Open my eyes, that I may behold
   wondrous things out of your law.
(Psalm 119:18)

Think over what I say, for the Lord will give you understanding in everything.
(2 Timothy 2:7)

After noting this, he then went on to extoll the virtues of education’s being a God-ordained institution of transmitting not only knowledge about God, but also the ability to think, meditate, and ponder God. As I listened to this, I kept nodding my head, completely agreeing with our need of education in terms of our need to understand God more and more.

With about 12 minutes or so of his sermon left, though, he stated that he wanted to “balance things out.” He then went on to start with the premises, God is love and God is God. God, Piper argued, is both characterized in his simplicity (God is love, and he is accessible even to a simple child) and his infinite complexity (God is God, and there is no one like him). Piper’s most profound statement was this:

That God is love tends to create extroverts and evangelists; that God is God tends to create introverts and mystics. That God is love helps foster a folk ethos, and that God is God helps foster a fine ethos….[Folk] ethos revels in the intimacy of God. That God is God unleashes another ethos…and those who are gripped by this impulse revel in the transcendent majesty of God.

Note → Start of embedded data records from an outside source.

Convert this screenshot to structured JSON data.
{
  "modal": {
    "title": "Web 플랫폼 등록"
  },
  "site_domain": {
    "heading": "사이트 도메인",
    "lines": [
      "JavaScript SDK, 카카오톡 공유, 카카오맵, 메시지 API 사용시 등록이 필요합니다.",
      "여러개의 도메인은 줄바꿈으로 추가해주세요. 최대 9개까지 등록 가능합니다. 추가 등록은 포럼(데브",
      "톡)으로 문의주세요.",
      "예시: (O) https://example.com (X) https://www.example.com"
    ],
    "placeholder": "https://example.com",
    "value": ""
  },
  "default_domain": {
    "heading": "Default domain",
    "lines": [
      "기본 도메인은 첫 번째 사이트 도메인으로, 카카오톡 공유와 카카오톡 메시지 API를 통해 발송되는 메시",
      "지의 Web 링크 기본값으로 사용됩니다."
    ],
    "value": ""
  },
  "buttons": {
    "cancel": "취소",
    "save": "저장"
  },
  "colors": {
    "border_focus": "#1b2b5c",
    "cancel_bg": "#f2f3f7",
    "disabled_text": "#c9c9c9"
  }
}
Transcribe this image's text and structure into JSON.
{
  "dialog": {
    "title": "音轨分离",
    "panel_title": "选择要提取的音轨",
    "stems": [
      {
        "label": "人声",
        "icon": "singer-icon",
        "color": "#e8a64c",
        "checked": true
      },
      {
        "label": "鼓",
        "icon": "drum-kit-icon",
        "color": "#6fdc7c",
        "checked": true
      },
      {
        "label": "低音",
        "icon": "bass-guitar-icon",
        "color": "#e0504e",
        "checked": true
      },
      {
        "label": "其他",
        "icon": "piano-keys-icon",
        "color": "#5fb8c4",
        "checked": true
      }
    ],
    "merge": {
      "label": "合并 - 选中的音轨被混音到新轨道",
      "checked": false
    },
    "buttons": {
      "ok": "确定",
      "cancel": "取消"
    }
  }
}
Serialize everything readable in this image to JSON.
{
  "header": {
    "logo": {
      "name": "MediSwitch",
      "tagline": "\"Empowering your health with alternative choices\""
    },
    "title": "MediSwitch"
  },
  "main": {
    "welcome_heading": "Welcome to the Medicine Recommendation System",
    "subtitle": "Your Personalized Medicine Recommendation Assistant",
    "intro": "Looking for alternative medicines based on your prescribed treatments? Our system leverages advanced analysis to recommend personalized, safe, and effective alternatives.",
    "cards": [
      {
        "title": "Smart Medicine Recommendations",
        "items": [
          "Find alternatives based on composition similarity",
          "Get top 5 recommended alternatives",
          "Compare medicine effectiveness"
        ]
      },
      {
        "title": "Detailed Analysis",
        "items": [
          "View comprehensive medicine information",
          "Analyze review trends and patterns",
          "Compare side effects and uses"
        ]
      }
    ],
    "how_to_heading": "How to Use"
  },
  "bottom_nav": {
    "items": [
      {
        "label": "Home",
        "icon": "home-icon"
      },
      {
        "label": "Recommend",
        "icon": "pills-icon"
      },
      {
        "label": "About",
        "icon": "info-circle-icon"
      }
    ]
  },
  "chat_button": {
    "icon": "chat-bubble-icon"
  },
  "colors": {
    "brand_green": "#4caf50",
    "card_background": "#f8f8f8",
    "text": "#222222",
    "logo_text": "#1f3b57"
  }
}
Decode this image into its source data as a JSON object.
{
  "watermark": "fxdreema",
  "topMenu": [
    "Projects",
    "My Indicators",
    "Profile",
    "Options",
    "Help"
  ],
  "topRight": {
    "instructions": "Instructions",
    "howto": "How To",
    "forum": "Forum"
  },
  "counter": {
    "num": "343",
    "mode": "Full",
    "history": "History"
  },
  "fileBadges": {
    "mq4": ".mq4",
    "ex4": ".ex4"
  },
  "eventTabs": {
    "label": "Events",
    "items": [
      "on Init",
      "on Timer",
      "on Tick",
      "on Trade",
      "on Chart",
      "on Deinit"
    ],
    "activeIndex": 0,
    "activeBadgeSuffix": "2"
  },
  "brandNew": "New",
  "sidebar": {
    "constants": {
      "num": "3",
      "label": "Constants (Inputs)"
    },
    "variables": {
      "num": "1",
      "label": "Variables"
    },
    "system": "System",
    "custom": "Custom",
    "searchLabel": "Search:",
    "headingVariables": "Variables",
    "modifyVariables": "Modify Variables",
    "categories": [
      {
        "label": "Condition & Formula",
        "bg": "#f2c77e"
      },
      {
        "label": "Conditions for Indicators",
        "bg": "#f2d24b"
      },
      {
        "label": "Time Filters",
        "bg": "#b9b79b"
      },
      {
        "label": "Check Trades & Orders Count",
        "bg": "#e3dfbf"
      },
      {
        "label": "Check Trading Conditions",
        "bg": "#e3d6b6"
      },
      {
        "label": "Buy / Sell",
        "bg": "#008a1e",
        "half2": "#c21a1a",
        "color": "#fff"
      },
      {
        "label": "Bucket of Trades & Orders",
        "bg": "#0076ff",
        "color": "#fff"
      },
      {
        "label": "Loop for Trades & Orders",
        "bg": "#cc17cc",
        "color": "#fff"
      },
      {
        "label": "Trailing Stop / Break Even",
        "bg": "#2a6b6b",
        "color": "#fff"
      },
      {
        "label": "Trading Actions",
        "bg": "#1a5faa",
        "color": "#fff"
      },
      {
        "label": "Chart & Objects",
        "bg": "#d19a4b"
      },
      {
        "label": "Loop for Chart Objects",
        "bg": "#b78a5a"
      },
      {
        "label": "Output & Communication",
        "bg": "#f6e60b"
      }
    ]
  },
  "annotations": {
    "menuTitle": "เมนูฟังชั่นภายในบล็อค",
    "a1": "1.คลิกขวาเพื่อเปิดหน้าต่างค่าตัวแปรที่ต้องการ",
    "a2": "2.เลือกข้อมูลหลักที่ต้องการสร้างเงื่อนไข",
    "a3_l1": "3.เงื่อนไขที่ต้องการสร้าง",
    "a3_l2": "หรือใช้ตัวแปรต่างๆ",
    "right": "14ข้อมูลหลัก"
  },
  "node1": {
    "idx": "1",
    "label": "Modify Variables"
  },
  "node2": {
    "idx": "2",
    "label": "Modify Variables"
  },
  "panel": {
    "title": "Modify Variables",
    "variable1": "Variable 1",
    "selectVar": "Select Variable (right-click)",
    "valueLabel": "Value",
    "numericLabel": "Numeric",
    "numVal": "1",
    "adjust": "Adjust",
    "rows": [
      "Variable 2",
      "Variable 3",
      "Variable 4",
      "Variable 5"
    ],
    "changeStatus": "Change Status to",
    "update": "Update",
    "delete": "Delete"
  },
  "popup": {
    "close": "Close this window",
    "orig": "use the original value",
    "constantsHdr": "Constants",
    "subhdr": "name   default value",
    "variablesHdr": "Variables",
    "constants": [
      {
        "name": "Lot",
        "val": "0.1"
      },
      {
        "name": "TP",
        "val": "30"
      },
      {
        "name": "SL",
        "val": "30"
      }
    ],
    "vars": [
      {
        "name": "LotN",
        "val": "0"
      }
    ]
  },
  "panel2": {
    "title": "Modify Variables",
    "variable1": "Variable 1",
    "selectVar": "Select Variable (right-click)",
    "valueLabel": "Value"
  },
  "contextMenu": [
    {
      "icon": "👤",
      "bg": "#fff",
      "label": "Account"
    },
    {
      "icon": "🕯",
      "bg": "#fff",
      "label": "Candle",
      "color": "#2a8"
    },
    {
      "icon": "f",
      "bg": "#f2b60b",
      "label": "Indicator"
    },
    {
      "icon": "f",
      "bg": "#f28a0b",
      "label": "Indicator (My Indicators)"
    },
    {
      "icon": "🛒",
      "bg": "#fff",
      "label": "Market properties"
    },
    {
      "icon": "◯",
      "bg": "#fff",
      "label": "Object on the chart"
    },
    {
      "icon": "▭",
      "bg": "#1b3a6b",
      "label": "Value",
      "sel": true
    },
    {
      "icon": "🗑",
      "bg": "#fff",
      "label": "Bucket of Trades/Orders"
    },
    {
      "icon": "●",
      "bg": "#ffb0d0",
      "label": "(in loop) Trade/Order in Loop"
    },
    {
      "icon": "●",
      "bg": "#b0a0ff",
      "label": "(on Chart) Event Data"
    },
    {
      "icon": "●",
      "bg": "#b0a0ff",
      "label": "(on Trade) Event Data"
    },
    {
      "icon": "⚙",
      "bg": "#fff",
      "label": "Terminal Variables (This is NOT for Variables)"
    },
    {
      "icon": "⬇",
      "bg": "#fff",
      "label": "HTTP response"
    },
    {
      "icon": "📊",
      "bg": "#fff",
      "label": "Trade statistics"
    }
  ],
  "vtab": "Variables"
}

The point, he argued, is not to create some churches who specialize in one thing or the other; instead, the point is that we all must strive–despite the fact that we all lean one way or the other–to see God as both simultaneously simple and profound, intimate and unfathomable.

That said, I am involved in a college ministry that strives to make God accessible to everyone; I am also on the fringes of another college ministry that strives to plumb the depths of God’s infinite being. Personally, I lean toward the latter, the “God is God” side of things, but I have always been struck by the genuine nature of the faith held by some people I know who certainly lean toward the “God is love” side.

I suppose the first thing I must do is repent (again) of all the times I have felt contempt for those who have little interest in tackling the mysteries of the universe, because I bet that my intellectual nature can sometimes seem quite cold to those who gain the greatest satisfaction from crying “Abba! Father!”

Sometimes, though, this problem can be merely a misunderstanding. I have often felt that, when a person is trying to emphasize one aspect of something because he is speaking to a people who either reject or dimish that aspect’s importance, it can come off that the person either minimizes or rejects the other aspect’s importance, when he simply wished that the other aspect would be the common ground of the conversation. For example, when speaking as a Calvinist to a group of Arminians, I might emphasize so strongly God’s sovereignty and providence, that the Arminians might think that I do not believe at all in human responsibility. Indeed, we must be careful in our speech as well as in our thoughts.

Ultimately, though, Piper’s sermon raised two very large issues on which I desparately need prayer and meditation:

  1. By the grace of God, I must personally grow to revel in God’s intimacy and simplicity; and
  2. By the grace of God, I need to help those who lean toward the “God is love” side to see how great and awesome and mysterious and profound our God is.

Is this what is means to be truly human?